I should clarify something. I have always felt at home in the water. On long road trips I would beg my parents to drive to the next hotel – PRETTY, PRETTY PLEASE – in case it had a pool. I would whine to my poor mother until she would force my poor father to carry a five-year-old me into the ocean.
But my swimming advancement has always been hindered by the presence of one oddly-evolved survival technique. As I don’t know how to breathe properly while in the water, at a very early age I learned to create an airtight seal between my upper lip and nostrils.
(I’ll pause while you try it out.)
I didn’t think anything of it until, at the age of 17, I emerged from a dive to find my lifeguard boyfriend wearing a look that said he sincerely hoped I would be good at having sex, as then it might be worth staying with such a woman.

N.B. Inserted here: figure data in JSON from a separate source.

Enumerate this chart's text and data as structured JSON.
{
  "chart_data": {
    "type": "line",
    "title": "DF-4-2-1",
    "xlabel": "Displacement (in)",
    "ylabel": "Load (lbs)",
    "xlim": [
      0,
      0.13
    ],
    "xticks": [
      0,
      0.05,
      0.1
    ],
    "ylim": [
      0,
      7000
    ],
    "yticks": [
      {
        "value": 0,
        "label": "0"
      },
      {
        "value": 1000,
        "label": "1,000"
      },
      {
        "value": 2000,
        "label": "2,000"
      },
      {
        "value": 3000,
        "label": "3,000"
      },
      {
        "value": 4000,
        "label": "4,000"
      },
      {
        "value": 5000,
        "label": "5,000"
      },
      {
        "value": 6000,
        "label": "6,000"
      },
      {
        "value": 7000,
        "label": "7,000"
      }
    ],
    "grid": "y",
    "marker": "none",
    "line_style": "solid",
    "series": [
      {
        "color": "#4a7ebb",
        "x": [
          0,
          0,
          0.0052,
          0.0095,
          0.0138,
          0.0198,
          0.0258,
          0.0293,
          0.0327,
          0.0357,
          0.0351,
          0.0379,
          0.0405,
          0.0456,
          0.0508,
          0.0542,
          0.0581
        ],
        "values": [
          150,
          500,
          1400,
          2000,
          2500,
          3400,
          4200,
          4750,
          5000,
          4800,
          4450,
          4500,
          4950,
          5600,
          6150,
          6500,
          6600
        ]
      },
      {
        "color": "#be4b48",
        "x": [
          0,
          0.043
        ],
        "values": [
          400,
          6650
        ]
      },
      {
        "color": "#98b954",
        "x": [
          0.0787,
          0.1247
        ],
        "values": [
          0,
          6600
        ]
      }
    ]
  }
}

(This move also proved adaptive during second rounds of sorority rush. During a particularly excruciating bout of small-group “what is special about you?” sharing – when I could no longer take the testimonials about volunteering their summers to save the animals of Equitorial Guinea and oohs and ahs about the ability to play the cello without hands – I broke out my nostril/lip-suction, party-pleasing move. The moment that followed may have been the very genesis of crickets.)
So you can imagine my reticence as I stepped into the cold water this week, unsure as to how I was even supposed to strap those goggles to my head, that after initial instructions and short demos our instructor asked us to show our stuff. Only one quarter of one lap.

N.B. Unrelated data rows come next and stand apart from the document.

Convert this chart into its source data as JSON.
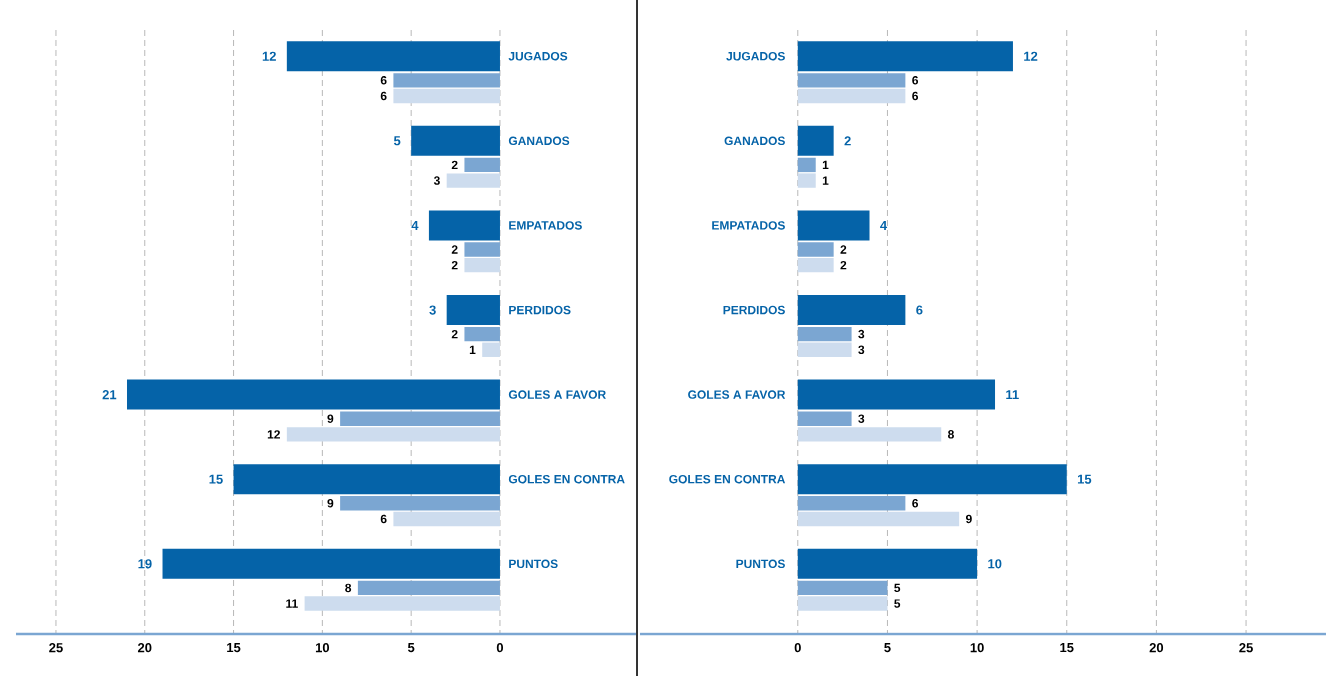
{
  "chart_data": [
    {
      "type": "bar",
      "orientation": "horizontal",
      "categories": [
        "JUGADOS",
        "GANADOS",
        "EMPATADOS",
        "PERDIDOS",
        "GOLES A FAVOR",
        "GOLES EN CONTRA",
        "PUNTOS"
      ],
      "series": [
        {
          "color": "#0563a8",
          "values": [
            12,
            5,
            4,
            3,
            21,
            15,
            19
          ]
        },
        {
          "color": "#7ba6d2",
          "values": [
            6,
            2,
            2,
            2,
            9,
            9,
            8
          ]
        },
        {
          "color": "#cddcee",
          "values": [
            6,
            3,
            2,
            1,
            12,
            6,
            11
          ]
        }
      ],
      "xlim": [
        27.25,
        -7.66
      ],
      "xticks": [
        25,
        20,
        15,
        10,
        5,
        0
      ],
      "grid": true,
      "data_labels": true
    },
    {
      "type": "bar",
      "orientation": "horizontal",
      "categories": [
        "JUGADOS",
        "GANADOS",
        "EMPATADOS",
        "PERDIDOS",
        "GOLES A FAVOR",
        "GOLES EN CONTRA",
        "PUNTOS"
      ],
      "series": [
        {
          "color": "#0563a8",
          "values": [
            12,
            2,
            4,
            6,
            11,
            15,
            10
          ]
        },
        {
          "color": "#7ba6d2",
          "values": [
            6,
            1,
            2,
            3,
            3,
            6,
            5
          ]
        },
        {
          "color": "#cddcee",
          "values": [
            6,
            1,
            2,
            3,
            8,
            9,
            5
          ]
        }
      ],
      "xlim": [
        -8.8,
        29.46
      ],
      "xticks": [
        0,
        5,
        10,
        15,
        20,
        25
      ],
      "grid": true,
      "data_labels": true
    }
  ]
}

I stood freezing in the corner of the shallow end, shaking from what I prefer to think was the crisp water. You go first, their eyes begged. And so I did. I breathed deeply. I began to swim.
I'm actually breathing!
And I kept going.
Look Ma! No water in my lungs!
I eventually heard my classmates and teacher yelling through the splashing that I was well beyond where we were told to stop.
I am quite sure I have not felt that good since the Bicentennial.
And I basked in the smell of chlorine until finally washing it from my skin the next morning.